The Egyptian version of the “Arab spring” took a decidedly bad turn Thursday when President Mohamed Morsi assigned dictatorial powers over the legislature and courts to the presidency. The undertone of concern that had been voiced over the Muslim Brotherhood coming to power is now playing out for all to see.

Saturday Egypt’s preeminent group of judges exclaimed their displeasure with Morsi’s decision to grant himself near-absolute power, calling the move an “unprecedented assault” on the judiciary.



The Supreme Judicial Council released its statement as hundreds protested outside a downtown courthouse against Thursday’s declaration by President Mohammed Morsi. The announcement by Morsi means that Egyptian courts will not be able to overrule his decrees until a new constitution and parliament is in place, several months if not more in the future.

The judges’ denunciation of Morsi’s dictates ramped up protests that have reappeared in Tahrir Square with the same calls for Morsi’s resignation as were heard against former President Hosni Mubarak. Tens of thousands of Egyptians took to the streets in nationwide protests on Friday.

The judges have joined a growing list of leaders and activists from Egypt’s political factions, including some Islamists, who have denounced the decree.

The Supreme Judicial Council is packed with judges appointed by former President Hosni Mubarak; it regulates judicial promotions and is chaired by the head of the Court of Cassation.

The judge’s move reflects a broader sense of anger within the judiciary against the president. Some judges’ groups and prosecutors have already announced partial strikes to protest Morsi’s decree.

Morsi edict creates riots in Egypt

Morsi has accused pro-Mubarak elements in the judiciary of blocking political progress. In the last year, courts have dissolved the lower house of parliament as well as the first panel drafting the constitution, both led by his Muslim Brotherhood group.

The edicts Morsi issued mean that no judicial body can dissolve the upper house of parliament or the current assembly writing the new constitution, which are also both led by the Brotherhood. Supporters of Morsi feared that courts reviewing cases against these bodies might have dissolved them, further postponing Egypt’s transition under the aegis of a new constitution.

They say Morsi has a mandate to guide this process as Egypt’s first freely elected president, having defeated one of Mubarak’s former prime ministers this summer in a closely contested election.

The judges’ council’s stand against the president sets the ground for an uneasy alliance between former regime officials and activist groups that helped topple Mubarak’s regime and have in the past derided those officials as “felool,” or remnants.

Morsi’s opponents nonetheless see the judiciary as the only remaining civilian branch of government with a degree of independence, since Morsi already holds executive power and as well as legislative authority due to the dissolution of parliament.

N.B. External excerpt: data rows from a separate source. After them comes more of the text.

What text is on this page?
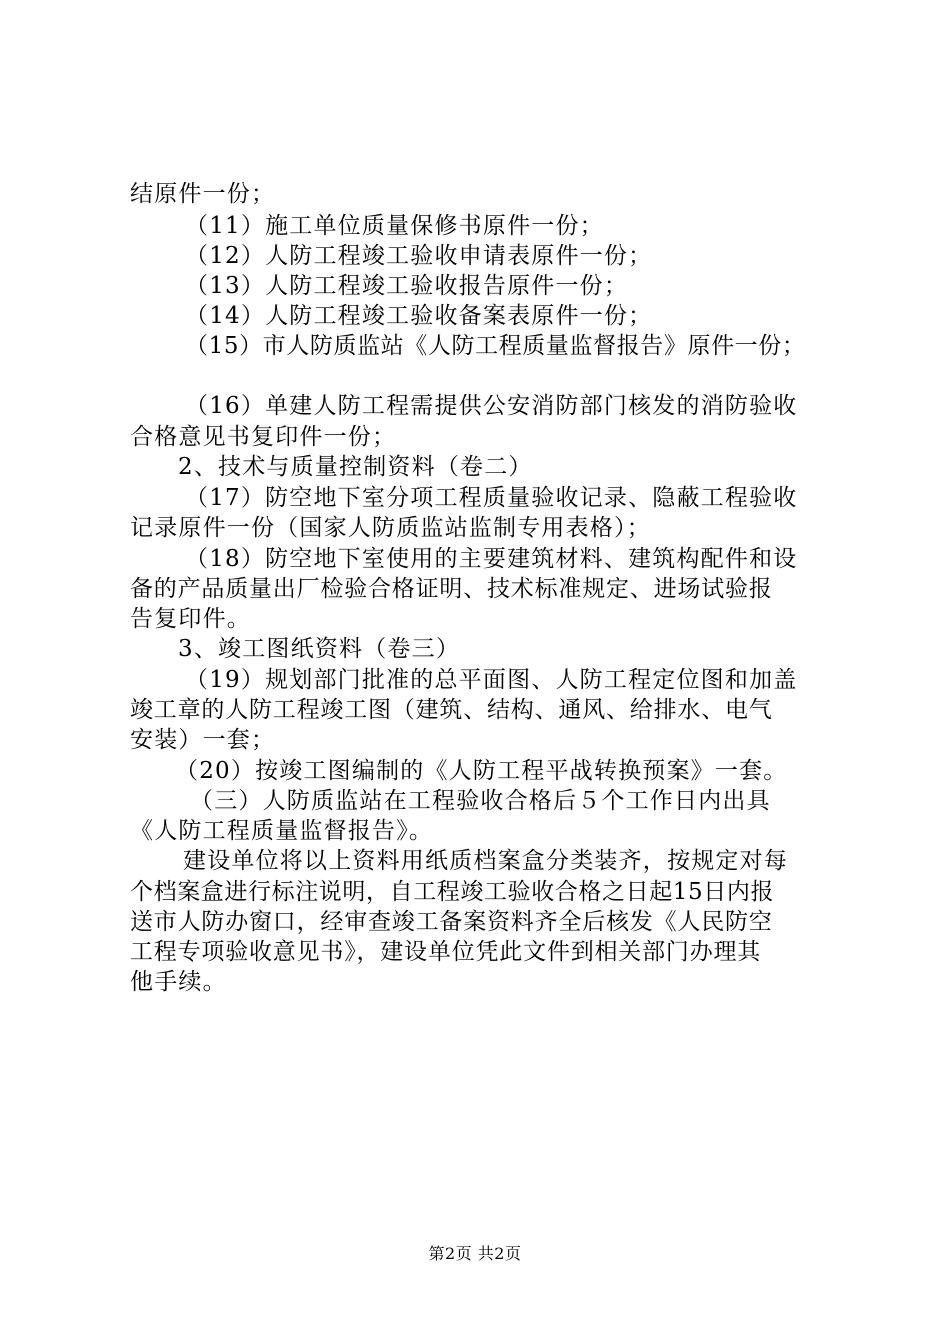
结原件一份；
（11）施工单位质量保修书原件一份；
（12）人防工程竣工验收申请表原件一份；
（13）人防工程竣工验收报告原件一份；
（14）人防工程竣工验收备案表原件一份；
（15）市人防质监站《人防工程质量监督报告》原件一份；
（16）单建人防工程需提供公安消防部门核发的消防验收
合格意见书复印件一份；
2、技术与质量控制资料（卷二）
（17）防空地下室分项工程质量验收记录、隐蔽工程验收
记录原件一份（国家人防质监站监制专用表格）；
（18）防空地下室使用的主要建筑材料、建筑构配件和设
备的产品质量出厂检验合格证明、技术标准规定、进场试验报
告复印件。
3、竣工图纸资料（卷三）
（19）规划部门批准的总平面图、人防工程定位图和加盖
竣工章的人防工程竣工图（建筑、结构、通风、给排水、电气
安装）一套；
（20）按竣工图编制的《人防工程平战转换预案》一套。
（三）人防质监站在工程验收合格后５个工作日内出具
《人防工程质量监督报告》。
建设单位将以上资料用纸质档案盒分类装齐，按规定对每
个档案盒进行标注说明，自工程竣工验收合格之日起15日内报
送市人防办窗口，经审查竣工备案资料齐全后核发《人民防空
工程专项验收意见书》，建设单位凭此文件到相关部门办理其
他手续。
第2页 共2页
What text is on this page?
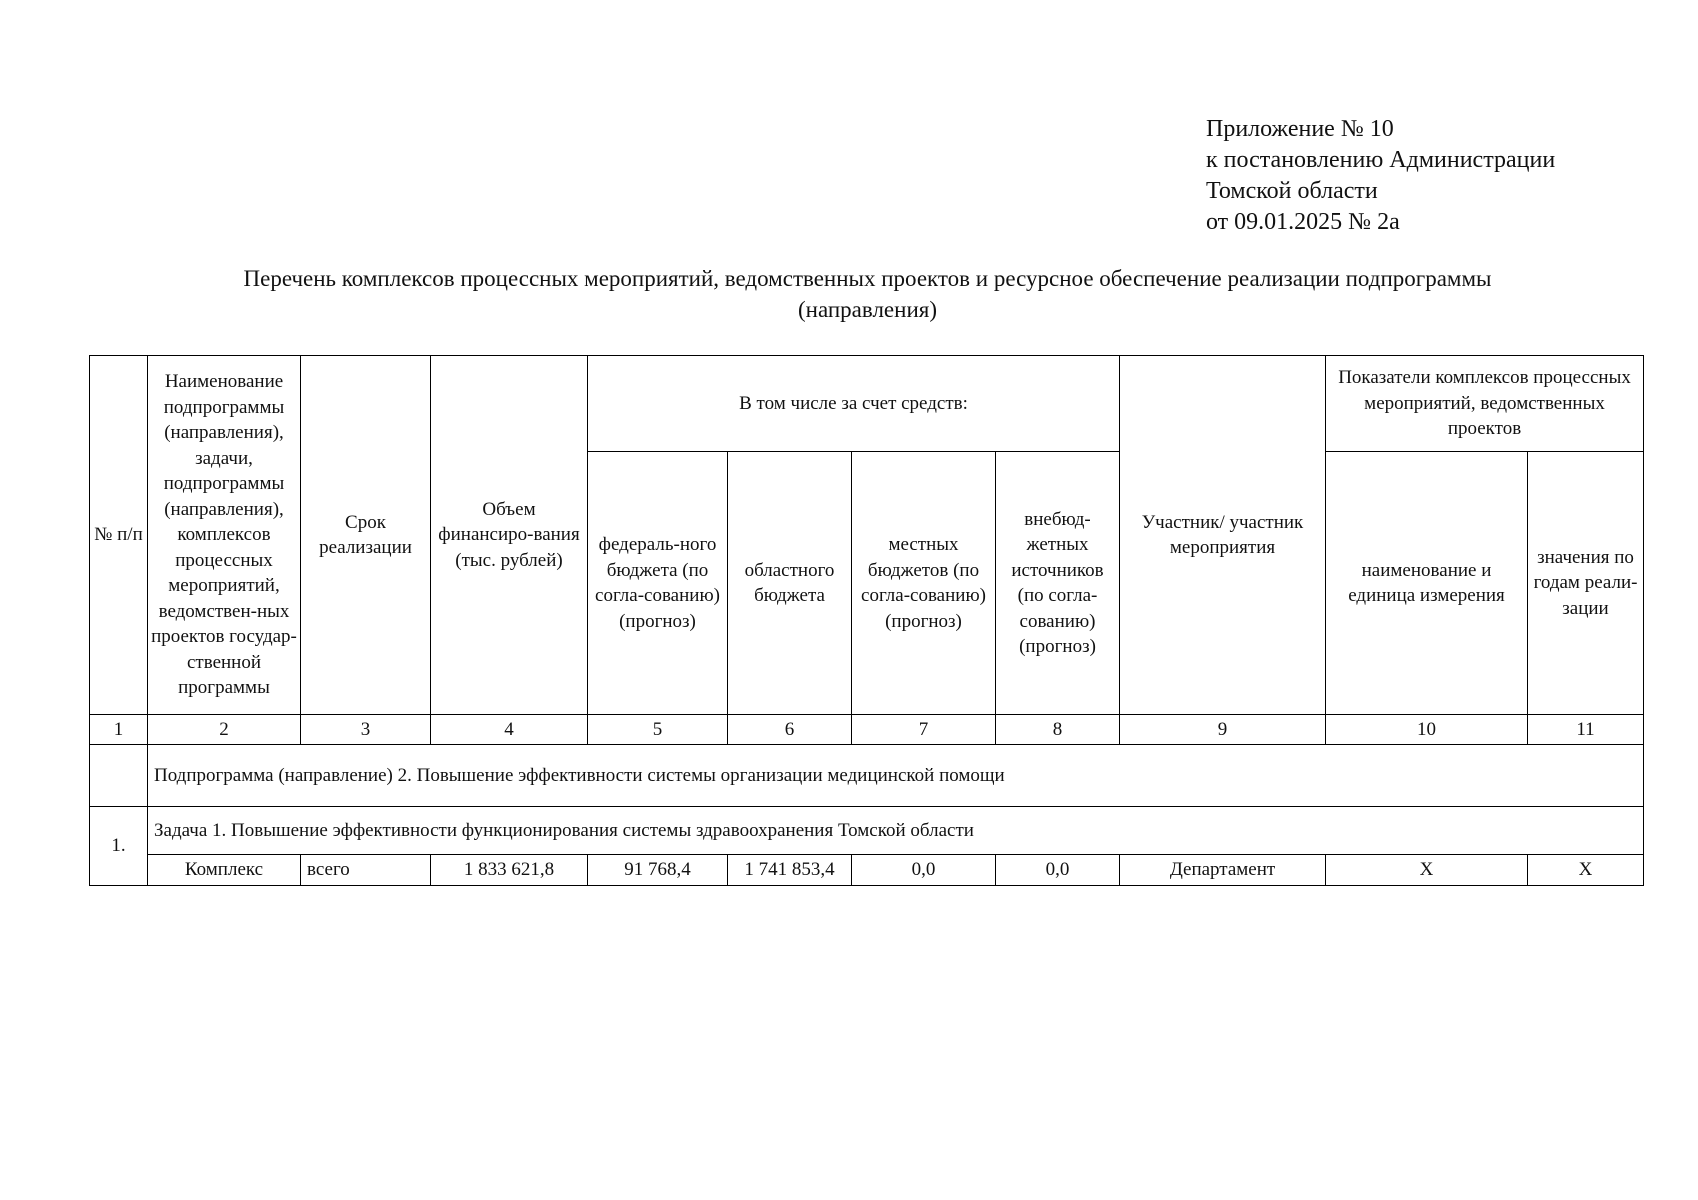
Приложение № 10
к постановлению Администрации
Томской области
от 09.01.2025 № 2а
Перечень комплексов процессных мероприятий, ведомственных проектов и ресурсное обеспечение реализации подпрограммы
(направления)
№ п/п	Наименование подпрограммы (направления), задачи, подпрограммы (направления), комплексов процессных мероприятий, ведомствен-ных проектов государ-ственной программы	Срок реализации	Объем финансиро-вания (тыс. рублей)	В том числе за счет средств:				Участник/ участник мероприятия	Показатели комплексов процессных мероприятий, ведомственных проектов	
				федераль-ного бюджета (по согла-сованию) (прогноз)	областного бюджета	местных бюджетов (по согла-сованию) (прогноз)	внебюд-жетных источников (по согла-сованию) (прогноз)		наименование и единица измерения	значения по годам реали-зации
1	2	3	4	5	6	7	8	9	10	11
	Подпрограмма (направление) 2. Повышение эффективности системы организации медицинской помощи									
1.	Задача 1. Повышение эффективности функционирования системы здравоохранения Томской области									
	Комплекс	всего	1 833 621,8	91 768,4	1 741 853,4	0,0	0,0	Департамент	Х	Х
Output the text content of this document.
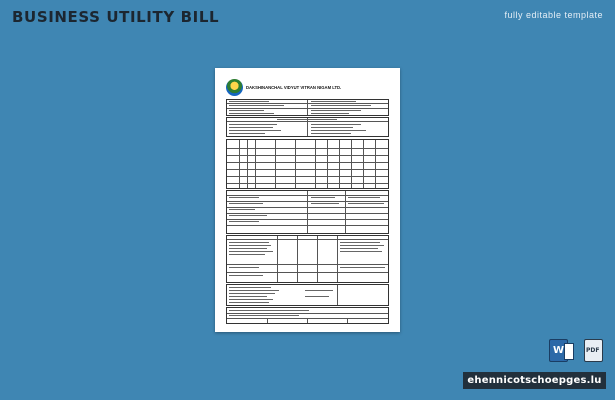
BUSINESS UTILITY BILL	fully editable template
DAKSHINANCHAL VIDYUT VITRAN NIGAM LTD.
W	PDF
ehennicotschoepges.lu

The primary court in Alexandria and the judges’ club there announced Saturday they and public prosecutors have suspended all work until the declaration is withdrawn, according to the state news agency MENA.

One of the most controversial edicts states that the president has the right to take any steps to prevent “threats to the revolution,” wording that activists say is vague and harkens back to the type of language employed by Mubarak to clamp down on dissent.

Morsi said Friday, before thousands of Brotherhood supports outside his presidential palace in Cairo, that he decision was aimed at protecting the nation from old regime loyalists using the judiciary to “harm the country.”

On Thursday Morsi removed the country’s longtime attorney general, widely seen as a Mubarak holdover who did not effectively pursue the many cases against former regime officials accused of corruption, and ordered the retrial of former officials if new evidence against them is brought forth.

The ousted attorney general, Abdel Maguid Mahmoud, appeared before a gathering of Egyptian judges on Saturday – his first public appearance since Morsi’s decree. He was greeted by raucous applause and cries of “Illegitimate! Illegitimate!” in reference to the president’s decision. He read out a statement saying judicial authorities are looking into the legality of the president’s decision to remove him.

“I thank you for your support of judicial independence,” he told the judges, gathered in a downtown courthouse. The head of Egypt’s judges’ club, Ahmed el-Zind, declared Morsi’s move as “unconstitutional.” He was a vocal critic of Morsi during the presidential campaign and warned of a Brotherhood-dominate state if he won.

Morsi had tried once before to fire Mahmoud, in October, but rescinded his decision when judges and the attorney general stood against him, saying that he did not have the authority to do so.

Others gathered outside the courthouse, denouncing the president and chanting “Leave, leave.” Police fired tear gas to disperse a crowd of young men who were shooting flares.

“Morsi will have to reverse his decision to avoid the anger of the people,” said a labor ministry employee protesting at the courthouse. “We do not want to have an Iranian system here,” he added, referring to fears that hardcore Islamists may try to turn Egypt into a theocracy.

Several thousand protesters remained in Cairo’s Tahrir Square Saturday, where a number of tents have been erected in a sit-in following nearly a week of clashes with riot police. The country’s most prominent opposition groups called for another mass rally on Tuesday, saying that the edicts make Morsi a “new pharaoh.”